Since no similar 2D networks with SCM behavior and magnetic hysteresis have been obtained so far, theoretical modeling of magnetic properties of the two-dimensional systems based on anisotropically coupled molecular blocks is a challenge. Therefore, we have to perform additional experiments to study the dynamic properties at temperatures below 2 K for both material 2 and material 1. In addition, for the latter, it is necessary to investigate the magnetic hysteresis on an oriented single crystal at different temperatures in the range from 30 mK to 7 K. Magnetic measurements on an oriented crystal in the three different directions (relative to a direction of the applied field H) are also necessary for material 2, since this will help us to obtain specific information about the influence of different binding types in 1D fragments of the layer on anisotropy of the system.

We invite fellow theoreticians to participate in this project on modeling magnetic behavior oh these highly anisotropic systems. In addition, we are also open to an offer from crystallochemists to assist in the complete deciphering of the structure for compound 1.

4. Materials and Methods

All of the reagents and solvents (EKOS-1, Moscow, Russia) were used without further purification; [Mn(SB²⁺)(H₂O)₂](ClO₄)₃·H₂O [40] and (Bu₄N)₃[Re(CN)₇] [36] were prepared using published protocols.
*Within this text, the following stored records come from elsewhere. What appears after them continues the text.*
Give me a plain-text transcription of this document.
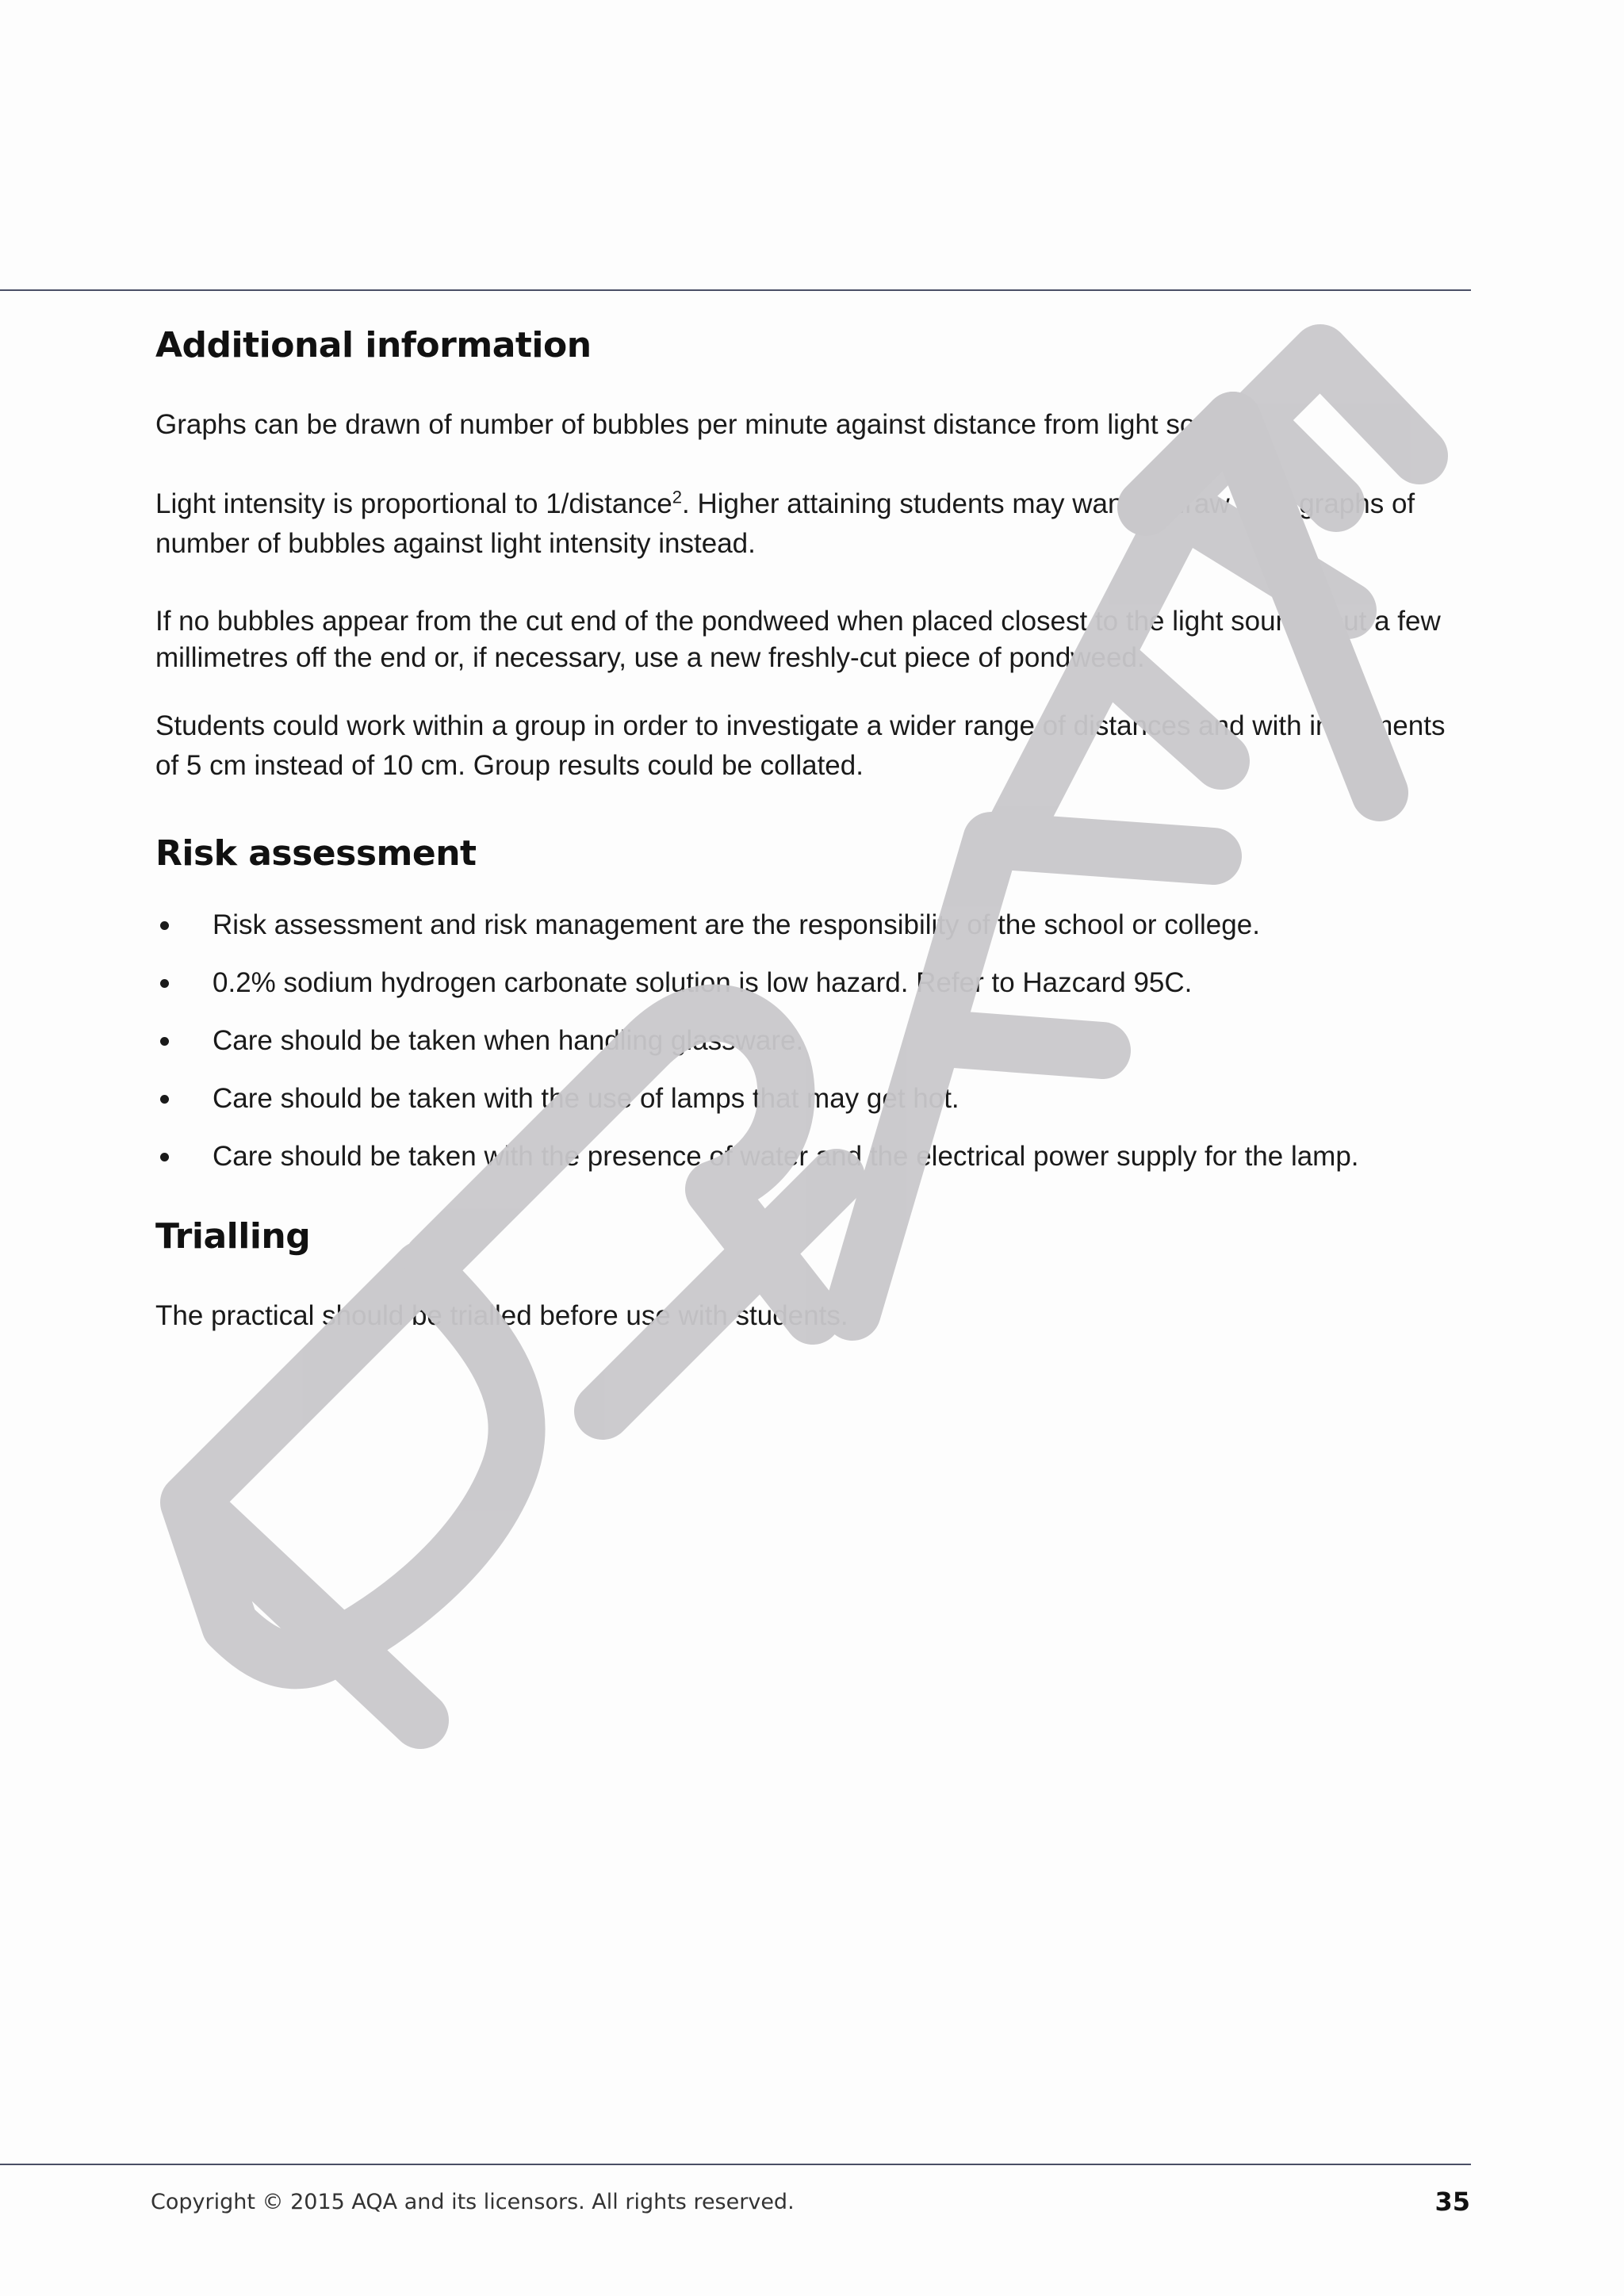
Additional information

Graphs can be drawn of number of bubbles per minute against distance from light source.

Light intensity is proportional to 1/distance$^2$. Higher attaining students may want to draw their graphs of number of bubbles against light intensity instead.

If no bubbles appear from the cut end of the pondweed when placed closest to the light source, cut a few millimetres off the end or, if necessary, use a new freshly-cut piece of pondweed.

Students could work within a group in order to investigate a wider range of distances and with increments of 5 cm instead of 10 cm. Group results could be collated.

Risk assessment
Risk assessment and risk management are the responsibility of the school or college.
0.2% sodium hydrogen carbonate solution is low hazard. Refer to Hazcard 95C.
Care should be taken when handling glassware.
Care should be taken with the use of lamps that may get hot.
Care should be taken with the presence of water and the electrical power supply for the lamp.
Trialling

The practical should be trialled before use with students.

Copyright © 2015 AQA and its licensors. All rights reserved.	35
The polycrystalline powder material of {[Mn(SB²⁺)Re(CN)₇]·7H₂O}_n (1) was obtained via a precipitation method using a 1:3 mixture of water and acetonitrile as the solvent.

Synthesis of 1. The solids (n-Bu₄N)₃Re(CN)₇ (175 mg, 0.16 mmol), Mn(acacen)Cl (50 mg, 0.16 mmol) and Ph₄PCl (120 mg, 0.32 mmol) were placed in a vial and filled with 3 mL of a mixture of alcohols (MeOH: EtOH: i-PrOH = 1:1:1). The reaction mixture was stirred for a short time with gentle heating, filtered through a piece of cotton. The latter was rinsed with 0.5 mL of the same alcohol mixture, and this filtrate was added to the main solution, which was closed with a holey parafilm and left for three days in a dark place. Dark flat-square crystals were filtered off, washed with a small amount of isopropanol and dried in air. The yield was 85% (Mn based). C₅₅H₅₆Mn₂N₁₁O₄PRe(H₂O)₂(EtOH)₂ (1390.33); CHN: calcd. C 50.97, H 5.22, N 11.08; found C 50.9, H 5.2, N 11.0. IR (KBr) ῡ(_CN): 2127.4, 2090.8 cm⁻¹.

Synthesis of 2. Preparation method is similar to those of 1 with using PPNCl (185 mg, 0.35 mmol). The yield was 87% (Mn based). C₆₇H₆₆Mn₂N₁₂O₄P₂Re·H₂O·C₂H₅OH (1525.43); CHN: calcd. C 54.33, H 4.89, N 11.02; found C 54.2, H 5.1, N 11.0IR (KBr) ῡ(_CN): 2125.4, 2094.6 cm⁻¹.

Elemental (C,H,N) analysis was carried out with a Euro-Vector 3000 analyzer (Eurovector, Redavalle, Italy). FTIR spectra were recorded using Scimitar FTS 2000 spectrophotometer (Digilab LLC, Canton, MA, USA) (KBr pellets) in 4000–375 cm⁻¹ range. Powder X-ray measurements were performed using Cu-Kα radiation (λ = 1.5418 Å) with an X’Pro powder diffractometer (PANalytical Inc., Almelo, The Netherlands) at room temperature. All magnetic measurements of properties were performed using a Quantum Design Quantum Design MPMS^®3 magnetometer (Quantum Design, Inc., San Diego, CA, USA) in the temperature range of 1.8–300 K and under a magnetic field of up to 70 kOe. The magnetic susceptibility χ is the molar magnetic susceptibility per mole of 1 and 2 units and was corrected for the diamagnetic contribution calculated from Pascal’s constants [41].

Single-crystal XRD experimental details are presented in Table S1 (Supplementary Materials).

The solvents were assigned to disordered water molecules. However, their positions can be partially occupied by the molecules of alcohols, which were used as a solvent.